Après l’Europe, c’est désormais l’Amérique du Nord qui fait face à un gros épisode de canicule. Les services météorologiques américains ont placé une grande partie de l’est des États-Unis en alerte, avec des températures largement supérieures à 30 °C et un ressenti pouvant grimper entre 40 et 46 °C en raison d’un taux d’humidité très élevé. Un contexte qui inquiète forcément pour la tenue de la phase finale de la Coupe du Monde, mais surtout les différentes sélections encore en lice, à commencer par l’équipe de France.

Une température ressentie proche des 40°C contre le Paraguay

Car les Bleus seront parmi les premiers concernés. Ce mardi, face à la Suède à East Rutherford (23 heures), les joueurs de Didier Deschamps évolueront dans une chaleur dépassant les 30°C avec près de 50 % d’humidité. En cas de qualification, les conditions pourraient devenir encore plus extrêmes samedi à Philadelphie, où les prévisions annoncent plus de 35°C, voire une température ressentie proche des 40 °C, accompagnée d’un air particulièrement lourd. Un véritable défi physique contre le Paraguay, qui a davantage l’habitude de jouer sous des températures élevées.
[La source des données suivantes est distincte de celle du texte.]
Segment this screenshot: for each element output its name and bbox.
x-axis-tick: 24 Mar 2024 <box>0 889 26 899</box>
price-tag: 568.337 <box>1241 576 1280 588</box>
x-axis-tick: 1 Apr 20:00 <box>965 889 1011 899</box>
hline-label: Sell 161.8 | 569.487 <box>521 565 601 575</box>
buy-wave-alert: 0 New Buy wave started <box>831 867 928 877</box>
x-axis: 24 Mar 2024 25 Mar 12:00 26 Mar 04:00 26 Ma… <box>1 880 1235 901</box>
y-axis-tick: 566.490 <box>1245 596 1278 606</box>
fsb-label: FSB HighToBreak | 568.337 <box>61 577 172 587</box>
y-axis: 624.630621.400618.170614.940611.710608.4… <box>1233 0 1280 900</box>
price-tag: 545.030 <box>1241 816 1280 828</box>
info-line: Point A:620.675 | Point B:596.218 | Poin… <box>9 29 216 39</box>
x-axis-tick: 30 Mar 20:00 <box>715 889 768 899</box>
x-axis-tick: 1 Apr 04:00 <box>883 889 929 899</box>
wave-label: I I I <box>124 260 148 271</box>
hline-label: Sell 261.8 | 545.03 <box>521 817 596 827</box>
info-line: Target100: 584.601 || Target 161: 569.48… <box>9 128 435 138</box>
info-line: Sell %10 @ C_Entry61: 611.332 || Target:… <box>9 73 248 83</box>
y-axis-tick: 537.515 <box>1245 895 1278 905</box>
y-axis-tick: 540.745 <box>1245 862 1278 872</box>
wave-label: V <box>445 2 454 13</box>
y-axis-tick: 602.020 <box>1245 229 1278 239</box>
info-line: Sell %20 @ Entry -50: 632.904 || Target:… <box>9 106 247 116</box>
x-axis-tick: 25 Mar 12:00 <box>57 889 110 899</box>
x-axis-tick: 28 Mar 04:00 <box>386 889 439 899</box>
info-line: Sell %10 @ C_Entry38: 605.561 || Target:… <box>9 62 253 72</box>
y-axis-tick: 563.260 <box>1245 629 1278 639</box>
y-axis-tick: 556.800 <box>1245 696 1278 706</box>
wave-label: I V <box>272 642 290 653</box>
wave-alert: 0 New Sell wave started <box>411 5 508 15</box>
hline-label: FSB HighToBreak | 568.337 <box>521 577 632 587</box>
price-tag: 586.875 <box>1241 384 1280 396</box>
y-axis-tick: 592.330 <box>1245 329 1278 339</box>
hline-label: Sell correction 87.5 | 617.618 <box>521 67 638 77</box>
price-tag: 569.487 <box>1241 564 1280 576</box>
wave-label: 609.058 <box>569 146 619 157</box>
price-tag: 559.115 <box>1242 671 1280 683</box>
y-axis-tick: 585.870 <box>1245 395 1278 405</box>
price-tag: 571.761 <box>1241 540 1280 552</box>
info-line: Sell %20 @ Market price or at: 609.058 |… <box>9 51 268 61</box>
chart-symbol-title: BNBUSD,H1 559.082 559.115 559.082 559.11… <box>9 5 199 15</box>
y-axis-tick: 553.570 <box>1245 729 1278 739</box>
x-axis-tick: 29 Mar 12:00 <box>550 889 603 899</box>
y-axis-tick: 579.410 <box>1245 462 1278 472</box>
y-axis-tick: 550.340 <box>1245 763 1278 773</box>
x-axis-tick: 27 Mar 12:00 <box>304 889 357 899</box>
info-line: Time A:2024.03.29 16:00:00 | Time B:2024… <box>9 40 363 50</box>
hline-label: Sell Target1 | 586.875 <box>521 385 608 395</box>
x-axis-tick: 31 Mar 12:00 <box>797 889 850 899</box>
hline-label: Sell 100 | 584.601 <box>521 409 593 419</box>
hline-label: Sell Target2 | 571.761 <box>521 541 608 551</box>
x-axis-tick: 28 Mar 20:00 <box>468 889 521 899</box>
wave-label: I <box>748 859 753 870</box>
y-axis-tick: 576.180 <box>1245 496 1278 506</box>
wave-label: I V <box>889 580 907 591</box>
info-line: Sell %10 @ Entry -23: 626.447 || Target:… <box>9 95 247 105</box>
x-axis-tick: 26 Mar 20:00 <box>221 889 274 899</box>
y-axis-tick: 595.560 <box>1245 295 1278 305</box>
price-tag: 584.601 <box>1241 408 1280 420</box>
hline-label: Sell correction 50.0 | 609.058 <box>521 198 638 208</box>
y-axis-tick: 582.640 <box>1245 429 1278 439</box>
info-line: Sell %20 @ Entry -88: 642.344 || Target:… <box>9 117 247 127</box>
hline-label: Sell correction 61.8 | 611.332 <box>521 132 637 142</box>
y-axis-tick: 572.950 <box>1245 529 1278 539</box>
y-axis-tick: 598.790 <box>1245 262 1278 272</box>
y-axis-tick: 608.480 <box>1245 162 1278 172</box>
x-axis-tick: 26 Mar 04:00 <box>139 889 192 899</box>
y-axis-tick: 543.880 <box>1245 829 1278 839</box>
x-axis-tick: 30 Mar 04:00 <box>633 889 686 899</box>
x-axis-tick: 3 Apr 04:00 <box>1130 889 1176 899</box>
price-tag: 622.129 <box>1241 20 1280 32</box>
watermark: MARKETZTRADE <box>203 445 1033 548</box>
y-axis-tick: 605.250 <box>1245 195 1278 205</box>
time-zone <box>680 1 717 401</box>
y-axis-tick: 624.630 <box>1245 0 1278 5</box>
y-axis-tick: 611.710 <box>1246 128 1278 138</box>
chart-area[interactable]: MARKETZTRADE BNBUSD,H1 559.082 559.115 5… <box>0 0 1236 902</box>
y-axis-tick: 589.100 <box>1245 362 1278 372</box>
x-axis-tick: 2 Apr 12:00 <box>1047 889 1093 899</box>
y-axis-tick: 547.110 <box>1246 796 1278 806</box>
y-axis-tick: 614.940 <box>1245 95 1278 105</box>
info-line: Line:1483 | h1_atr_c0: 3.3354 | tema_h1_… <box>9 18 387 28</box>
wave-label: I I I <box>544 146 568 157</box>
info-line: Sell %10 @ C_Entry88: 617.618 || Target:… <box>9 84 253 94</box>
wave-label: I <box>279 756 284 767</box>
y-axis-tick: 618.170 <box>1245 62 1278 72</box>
Conscient de cette menace depuis plusieurs mois, le staff tricolore a anticipé la situation alors que des chaleurs devraient être ressenties à 43,9°C à Boston, ville du camp de base des Bleus. Sous la direction du préparateur physique Cyril Moine, des protocoles spécifiques ont été mis en place autour de l’hydratation, de la récupération et du refroidissement des joueurs. Les Bleus utilisent notamment des boissons adaptées, des écharpes contenant de l’eau glacée appliquées sur la nuque pour faire rapidement baisser la température.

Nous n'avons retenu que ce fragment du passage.